Effects of latrunculin B and oryzalin on karyogamy in fused rice gametes. Egg cells were treated with inhibitors and used for electrofusion with sperm cells expressing H2B-GFP. A to F, Egg cells and fused cells that were treated with 200 nm latrunculin B. G to L, Egg cells and fused cells that were treated with 2 μm latrunculin B. M to R, Egg cells and fused cells that were treated with 100 μm oryzalin. After in vitro fertilization, the fused cells were observed at 10 to 15 min (A, B, G, H, M, and N), 80 to 120 min (C, D, I, J, O, and P), and 10 to 12 h (E, F, K, L, Q, and R) after fusion. In zygotes treated with 2 μm latrunculin B, the decondensation of sperm chromatin was not observed for 2 h after fusion (I and J), and the signal from H2B-GFP was detected in both sperm and egg nuclei at 12 h after fusion. Bar = 20 μm. [See online article for color version of this figure.]

Figure 5.

Actin organization and sperm nucleus migration.

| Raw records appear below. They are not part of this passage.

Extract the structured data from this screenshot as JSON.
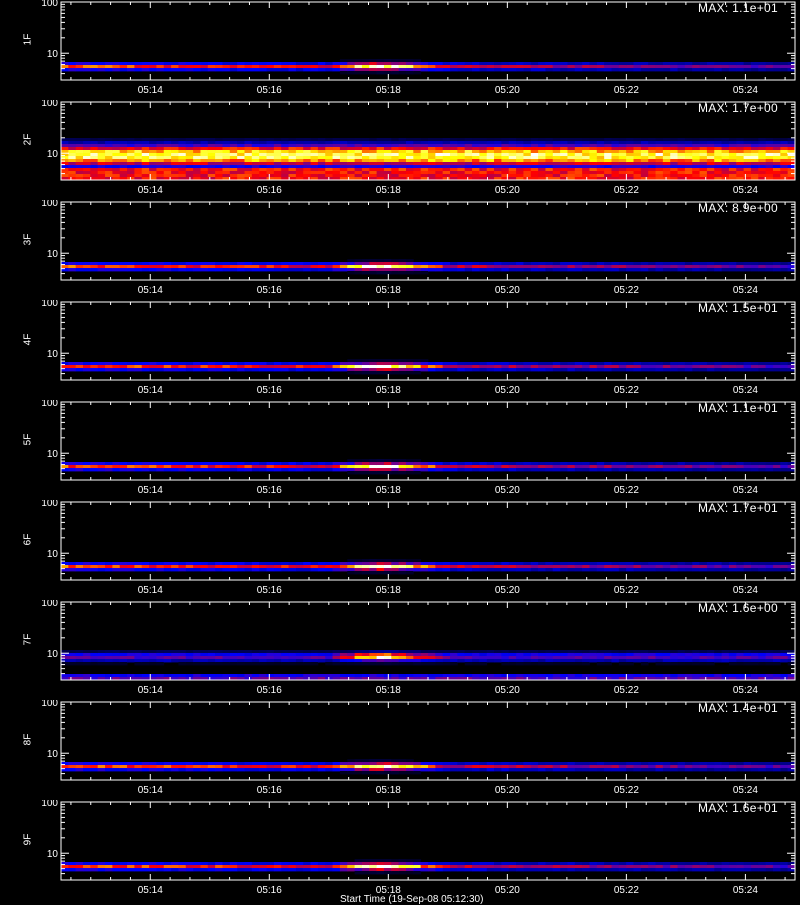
{
  "chart_data": [
    {
      "type": "heatmap",
      "channel_label": "1F",
      "max_label": "MAX: 1.1e+01",
      "ylim": [
        3,
        100
      ],
      "y_scale": "log",
      "y_ticks": [
        "100",
        "10"
      ],
      "x_ticks": [
        "05:14",
        "05:16",
        "05:18",
        "05:20",
        "05:22",
        "05:24"
      ],
      "band": {
        "center": 5.5,
        "type": "narrow"
      },
      "burst": {
        "start": "05:17:00",
        "peak": "05:17:50",
        "end": "05:19:00",
        "max": 11
      }
    },
    {
      "type": "heatmap",
      "channel_label": "2F",
      "max_label": "MAX: 1.7e+00",
      "ylim": [
        3,
        100
      ],
      "y_scale": "log",
      "y_ticks": [
        "100",
        "10"
      ],
      "x_ticks": [
        "05:14",
        "05:16",
        "05:18",
        "05:20",
        "05:22",
        "05:24"
      ],
      "band": {
        "center": 9,
        "type": "wide"
      },
      "burst": null
    },
    {
      "type": "heatmap",
      "channel_label": "3F",
      "max_label": "MAX: 8.9e+00",
      "ylim": [
        3,
        100
      ],
      "y_scale": "log",
      "y_ticks": [
        "100",
        "10"
      ],
      "x_ticks": [
        "05:14",
        "05:16",
        "05:18",
        "05:20",
        "05:22",
        "05:24"
      ],
      "band": {
        "center": 5.5,
        "type": "narrow"
      },
      "burst": {
        "start": "05:17:00",
        "peak": "05:17:50",
        "end": "05:19:00",
        "max": 8.9
      }
    },
    {
      "type": "heatmap",
      "channel_label": "4F",
      "max_label": "MAX: 1.5e+01",
      "ylim": [
        3,
        100
      ],
      "y_scale": "log",
      "y_ticks": [
        "100",
        "10"
      ],
      "x_ticks": [
        "05:14",
        "05:16",
        "05:18",
        "05:20",
        "05:22",
        "05:24"
      ],
      "band": {
        "center": 5.5,
        "type": "narrow"
      },
      "burst": {
        "start": "05:17:00",
        "peak": "05:17:50",
        "end": "05:19:00",
        "max": 15
      }
    },
    {
      "type": "heatmap",
      "channel_label": "5F",
      "max_label": "MAX: 1.1e+01",
      "ylim": [
        3,
        100
      ],
      "y_scale": "log",
      "y_ticks": [
        "100",
        "10"
      ],
      "x_ticks": [
        "05:14",
        "05:16",
        "05:18",
        "05:20",
        "05:22",
        "05:24"
      ],
      "band": {
        "center": 5.5,
        "type": "narrow"
      },
      "burst": {
        "start": "05:17:00",
        "peak": "05:17:50",
        "end": "05:19:00",
        "max": 11
      }
    },
    {
      "type": "heatmap",
      "channel_label": "6F",
      "max_label": "MAX: 1.7e+01",
      "ylim": [
        3,
        100
      ],
      "y_scale": "log",
      "y_ticks": [
        "100",
        "10"
      ],
      "x_ticks": [
        "05:14",
        "05:16",
        "05:18",
        "05:20",
        "05:22",
        "05:24"
      ],
      "band": {
        "center": 5.5,
        "type": "narrow"
      },
      "burst": {
        "start": "05:17:00",
        "peak": "05:17:50",
        "end": "05:19:00",
        "max": 17
      }
    },
    {
      "type": "heatmap",
      "channel_label": "7F",
      "max_label": "MAX: 1.6e+00",
      "ylim": [
        3,
        100
      ],
      "y_scale": "log",
      "y_ticks": [
        "100",
        "10"
      ],
      "x_ticks": [
        "05:14",
        "05:16",
        "05:18",
        "05:20",
        "05:22",
        "05:24"
      ],
      "band": {
        "center": 6,
        "type": "double"
      },
      "burst": {
        "start": "05:17:00",
        "peak": "05:17:50",
        "end": "05:19:00",
        "max": 1.6
      }
    },
    {
      "type": "heatmap",
      "channel_label": "8F",
      "max_label": "MAX: 1.4e+01",
      "ylim": [
        3,
        100
      ],
      "y_scale": "log",
      "y_ticks": [
        "100",
        "10"
      ],
      "x_ticks": [
        "05:14",
        "05:16",
        "05:18",
        "05:20",
        "05:22",
        "05:24"
      ],
      "band": {
        "center": 5.5,
        "type": "narrow"
      },
      "burst": {
        "start": "05:17:00",
        "peak": "05:17:50",
        "end": "05:19:00",
        "max": 14
      }
    },
    {
      "type": "heatmap",
      "channel_label": "9F",
      "max_label": "MAX: 1.6e+01",
      "ylim": [
        3,
        100
      ],
      "y_scale": "log",
      "y_ticks": [
        "100",
        "10"
      ],
      "x_ticks": [
        "05:14",
        "05:16",
        "05:18",
        "05:20",
        "05:22",
        "05:24"
      ],
      "band": {
        "center": 5.5,
        "type": "narrow"
      },
      "burst": {
        "start": "05:17:00",
        "peak": "05:17:50",
        "end": "05:19:00",
        "max": 16
      }
    }
  ],
  "x_range": [
    "05:12:30",
    "05:24:50"
  ],
  "footer_label": "Start Time (19-Sep-08 05:12:30)",
  "colors": {
    "background": "#000000",
    "axes": "#ffffff",
    "colormap": [
      "#000000",
      "#0000ff",
      "#ff0000",
      "#ffff00",
      "#ffffff"
    ]
  }
}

Egg cells expressing Lifeact-tagRFP without (A–F) or treated with (G–K) 2 μm latrunculin B were fused with sperm cells expressing H2B-GFP, and resultant zygotes were observed at the time point indicated. An arrow indicates the nucleus surrounded by actin filaments. Bars = 20 μm.

Figure 6.

Chromatin state during or after nuclear fusion in rice zygotes. Zygotes produced by electrofusion of a sperm cell expressing H2B-GFP and an egg cell expressing H2B-RFP were observed using a CLS microscope. The fluorescent signals from H2B-GFP and H2B-RFP are presented in top (A, D, G, J, M, P, and S) and middle (B, E, H, K, N, Q, and T), respectively, whereas bottom (C, F, I, L, O, R, and U) shows merged images. Bar = 10 μm.

Figure 7.

Changes over time in the volume of a rice sperm nucleus during contact with an egg nucleus. Zygotes produced by electrofusion of sperm cells expressing SUN2-GFP and an egg cell expressing H2B-RFP were observed using a CLS microscope. A, C, E, G, and I are CLS images, and B, D, F, H, and J are three-dimensional structure images. An arrowhead indicates the possible fusion point between the nuclear membranes. Arrows indicate the fusing area between sperm and egg nuclear membranes. Numbers in B, D, F, H, and J represent the volume of the sperm nucleus. Bars = 10 μm. K, Changes in the volume of the sperm nucleus before (A and B) or after (G and H) egg chromatin incursion. The data are means ± sds of three sperm nuclei.

Figure 8.

A schematic diagram of the progression of karyogamy in rice zygotes. After gamete fusion, the sperm nucleus migrates inside of the fused cell to appose the egg nucleus through possible actin filament-dependent machinery (stages I–III). Through a possible internuclear connection, female chromatin moves into the sperm nucleus, but sperm chromatin remains tightly packed (stage IV). Male chromatin begins decondensing (stage V), and male chromatin further uniformly distributes in accordance with the progression of nuclear fusion (stages VI and VII). The karyogamic event is finally completed at stage VIII, and thereafter, the zygote develops into an embryo. Light-blue and pink circles indicate sperm and egg nuclei/chromatin, respectively. Yellow indicates the merged sperm and egg chromatin.

Figure 9.

Expression patterns of five genes putatively induced after fertilization in rice zygotes. Semiquantitative RT-PCR was performed on total RNAs isolated from 10 to 12 zygotes at the appropriate karyogamic stages. Ubiquitin mRNA was used as an internal control. Supplemental Table S1 shows primer sequences.